Radiohead – The Bends (1995)
In 1993, at the height of grunge’s marketability, Radiohead released “Creep,” a single that nailed the genre’s central oxymoron – self-loathing art that draws a crowd. Suddenly, these guys were getting what seemed like their 15 seconds. Except they didn’t relish their dalliance with stardom. It made them feel alienated and exhausted, to the point where they started to seriously ponder the fleeting nature of life itself. And then they made an album about that. “You can crush it, but it’s always here,” warns Thom Yorke on the opening track of The Bends, as if the reassuring swirl of Wurlitzer and guitar was the only thing keeping the reaper off his back. Guitarist Jonny Greenwood utilizes way more than his volume knob this time around, creating atmospheres of aching wonder and wanton destruction. From the consumer culture nightmares of “Fake Plastic Trees” to the raw existentialist dread of “Street Spirit,” Radiohead confront one unfixable, harrowing reality after another, while writing choruses that blot out the world. Instead of eating hot dogs like most of us do when we feel like nothing matters, they made an attempt at shared catharsis. Self-loathing had made way for selflessness.
Radiohead – Kid A (2000)
Kid A begins with a run of warm, inviting notes from a Fender Rhodes, only to immediately eschew all feelings of coziness by piling on layers of robotic voices, which beckon and whisper underneath lyrics about sucking on lemons. The song, “Everything In Its Right Place,” makes it clear right off the bat that Radiohead’s follow-up to OK Computer was going to be something entirely different, a fearless furrow into a cold, binary world, where obtuse electronic squeals and eerily mumbled vocals take the place of tightly constructed choruses and guitar solos. OK might be the band’s best collection of tunes, but Kid A is its bravest, and ultimately most rewarding. Whether it’s the hyperactive brass section that closes out “The National Anthem,” the spazzed-out drum machine bliss of “Idioteque” or the gorgeous, shooting star guitars of “How To Disappear Completely,” every track contains some kind of inventive twist, which join forces to create a lonely, beautiful universe – when Thom Yorke sings “I’m not here/This isn’t happening,” over an expanse of synthesizers, one gets the sensation of being an astronaut staring at the void. From the deceptive welcome of its beginning to its fragile, awe-inspiring end, Kid A doesn’t just entertain lovers of adventurous rock music, it makes us feel like we’re part of something bigger.

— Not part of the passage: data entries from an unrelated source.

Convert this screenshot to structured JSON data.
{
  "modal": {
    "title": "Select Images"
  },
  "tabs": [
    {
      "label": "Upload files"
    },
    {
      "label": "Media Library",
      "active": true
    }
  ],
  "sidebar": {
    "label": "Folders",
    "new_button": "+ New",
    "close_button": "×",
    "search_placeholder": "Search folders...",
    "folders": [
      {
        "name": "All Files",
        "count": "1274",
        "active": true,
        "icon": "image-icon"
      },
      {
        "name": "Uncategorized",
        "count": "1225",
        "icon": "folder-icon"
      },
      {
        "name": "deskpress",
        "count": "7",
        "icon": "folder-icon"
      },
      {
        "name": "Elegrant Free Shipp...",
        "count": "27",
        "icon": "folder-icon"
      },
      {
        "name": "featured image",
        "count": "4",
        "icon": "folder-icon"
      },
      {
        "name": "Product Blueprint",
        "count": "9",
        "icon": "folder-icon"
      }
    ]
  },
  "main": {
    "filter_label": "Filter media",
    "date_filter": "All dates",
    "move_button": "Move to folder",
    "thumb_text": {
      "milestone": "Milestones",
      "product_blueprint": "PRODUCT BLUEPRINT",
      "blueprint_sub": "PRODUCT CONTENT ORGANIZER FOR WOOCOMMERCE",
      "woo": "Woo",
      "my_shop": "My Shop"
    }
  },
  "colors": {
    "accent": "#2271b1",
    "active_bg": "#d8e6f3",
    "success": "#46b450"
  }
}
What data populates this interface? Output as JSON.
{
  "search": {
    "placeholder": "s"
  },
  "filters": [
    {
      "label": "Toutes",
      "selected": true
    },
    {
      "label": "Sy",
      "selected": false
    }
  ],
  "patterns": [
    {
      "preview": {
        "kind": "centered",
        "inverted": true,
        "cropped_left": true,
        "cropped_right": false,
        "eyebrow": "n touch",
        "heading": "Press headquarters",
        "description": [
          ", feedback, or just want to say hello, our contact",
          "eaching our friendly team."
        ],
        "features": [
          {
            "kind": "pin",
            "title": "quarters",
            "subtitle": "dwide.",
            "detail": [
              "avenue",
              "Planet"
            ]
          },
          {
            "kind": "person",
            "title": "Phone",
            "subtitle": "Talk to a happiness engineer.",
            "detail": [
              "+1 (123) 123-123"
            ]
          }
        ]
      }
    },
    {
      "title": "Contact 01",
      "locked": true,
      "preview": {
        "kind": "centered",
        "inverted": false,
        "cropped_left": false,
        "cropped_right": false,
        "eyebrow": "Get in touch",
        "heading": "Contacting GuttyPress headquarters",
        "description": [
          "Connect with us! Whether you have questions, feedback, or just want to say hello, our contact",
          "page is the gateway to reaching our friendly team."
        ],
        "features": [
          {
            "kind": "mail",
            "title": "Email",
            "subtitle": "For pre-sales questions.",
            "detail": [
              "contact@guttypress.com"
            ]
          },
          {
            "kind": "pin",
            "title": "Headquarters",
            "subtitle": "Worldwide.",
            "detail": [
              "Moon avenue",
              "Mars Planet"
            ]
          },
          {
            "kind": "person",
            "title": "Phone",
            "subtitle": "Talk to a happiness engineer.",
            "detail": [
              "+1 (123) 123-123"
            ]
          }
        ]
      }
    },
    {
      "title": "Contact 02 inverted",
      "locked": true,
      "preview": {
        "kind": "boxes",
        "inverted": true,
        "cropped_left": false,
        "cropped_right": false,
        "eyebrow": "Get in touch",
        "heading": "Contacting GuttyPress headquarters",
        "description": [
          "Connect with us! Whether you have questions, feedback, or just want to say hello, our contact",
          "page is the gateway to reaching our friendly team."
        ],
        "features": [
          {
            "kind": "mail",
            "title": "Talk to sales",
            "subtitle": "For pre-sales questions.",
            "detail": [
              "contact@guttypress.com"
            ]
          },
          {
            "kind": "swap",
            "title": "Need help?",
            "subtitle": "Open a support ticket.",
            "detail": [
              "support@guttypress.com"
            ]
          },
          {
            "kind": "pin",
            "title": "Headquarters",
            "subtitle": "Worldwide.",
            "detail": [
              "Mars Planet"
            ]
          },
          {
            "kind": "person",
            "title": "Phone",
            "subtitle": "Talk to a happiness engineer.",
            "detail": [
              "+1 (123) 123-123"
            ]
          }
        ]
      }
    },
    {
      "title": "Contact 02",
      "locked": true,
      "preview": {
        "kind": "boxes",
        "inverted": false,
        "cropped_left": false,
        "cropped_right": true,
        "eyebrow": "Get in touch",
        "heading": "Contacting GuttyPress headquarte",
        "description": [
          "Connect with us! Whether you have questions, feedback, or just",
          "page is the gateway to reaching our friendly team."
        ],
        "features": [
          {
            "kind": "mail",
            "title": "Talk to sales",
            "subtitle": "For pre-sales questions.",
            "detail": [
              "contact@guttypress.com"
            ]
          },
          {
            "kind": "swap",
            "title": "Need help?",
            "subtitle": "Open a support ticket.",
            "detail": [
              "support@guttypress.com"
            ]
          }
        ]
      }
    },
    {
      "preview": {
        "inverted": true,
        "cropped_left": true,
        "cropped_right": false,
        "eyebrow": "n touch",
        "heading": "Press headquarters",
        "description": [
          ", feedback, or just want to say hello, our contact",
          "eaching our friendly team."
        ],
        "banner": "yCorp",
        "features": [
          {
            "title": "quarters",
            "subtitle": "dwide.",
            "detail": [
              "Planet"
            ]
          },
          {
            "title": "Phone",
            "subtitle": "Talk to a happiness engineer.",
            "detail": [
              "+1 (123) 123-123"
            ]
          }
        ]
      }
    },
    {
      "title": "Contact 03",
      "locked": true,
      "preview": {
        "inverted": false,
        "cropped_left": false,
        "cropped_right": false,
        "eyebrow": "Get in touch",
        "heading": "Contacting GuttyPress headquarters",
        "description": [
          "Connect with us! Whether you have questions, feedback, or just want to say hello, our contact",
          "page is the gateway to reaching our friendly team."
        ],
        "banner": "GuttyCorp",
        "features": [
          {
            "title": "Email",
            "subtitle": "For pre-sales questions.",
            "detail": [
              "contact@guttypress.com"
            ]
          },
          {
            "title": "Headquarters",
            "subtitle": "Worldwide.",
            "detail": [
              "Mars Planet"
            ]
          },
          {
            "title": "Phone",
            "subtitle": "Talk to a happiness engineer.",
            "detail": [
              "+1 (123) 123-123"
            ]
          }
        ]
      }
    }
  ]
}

Radiohead – Amnesiac (2001)
After the stroke of disaffected, interplanetary genius that was Kid A, it was easy to discredit its follow-up, which was released only eight months later and reeked of leftovers. Eight years later, it’s easier to look at Amnesiac outside of its predecessor’s significant shadow, and some brilliant, elegiac electro-art-rock is what comes to light. Sure, the alternate version of “Morning Bell” shouldn’t be there. But if songs like “You and Whose Army?” and “Life In a Glass House” are throwaways, then I’ll be the first to say “Mmmmm … garbage.”
Radiohead – In Rainbows (2007)
Radiohead has always been a band with a big sound, whether it was the anthemic alternative rock of The Bends, the alienated art rock of OK Computer or the increasingly atmospheric experiments of subsequent albums. Which makes the relative leanness of In Rainbows its most immediately distinctive quality. From the fluttering electronica of “15 Step” to the soft, circular piano chords of “Videotape,” this was the most direct, boiled down effort from the band in at least a decade. And it’s also the most emotional. Thom Yorke has always been brilliant at delivering his bleak worldview in a spooky, disaffected way, making it all look easy with that alien birdsong of a voice. But here, he compares himself to “an animal/Locked in your hot car,” a desperate, sexy metaphor for unrequited love. This sharpened focus and visceral writing does wonders for the songs, which are some of the band’s best. “Nude” is the most stunning of the bunch, with Yorke’s multi-tracked vocals ebbing and flowing into each other, eventually spiralling into the heavens like an untainted soul.
The King of Limbs is a short piece of work by Radiohead standards, which was seen as a disappointment by some. I see it as a sign of the band’s maturity. This is a magnificently dense recording, a world of lurching synths and frantic polyrhythms that unfold like a strange, binary orchid – but only after multiple listens. If it went on for an hour, it would wear down the most devout listener, much like the second half of Hail to the Thief. Plus, the band rewards us by ending the record with a pair of immediately accessible tunes – the gorgeously eerie piano ballad “Give Up the Ghost” and the lite electronica boogie of “Separator.” The only problem I have with TKOL is that it doesn’t feel like a momentous occasion, the band having painted cold, beautiful landscapes like this before. It’s an ingeniously layered production of eight well-written songs, something that could only disappoint a Radiohead fan.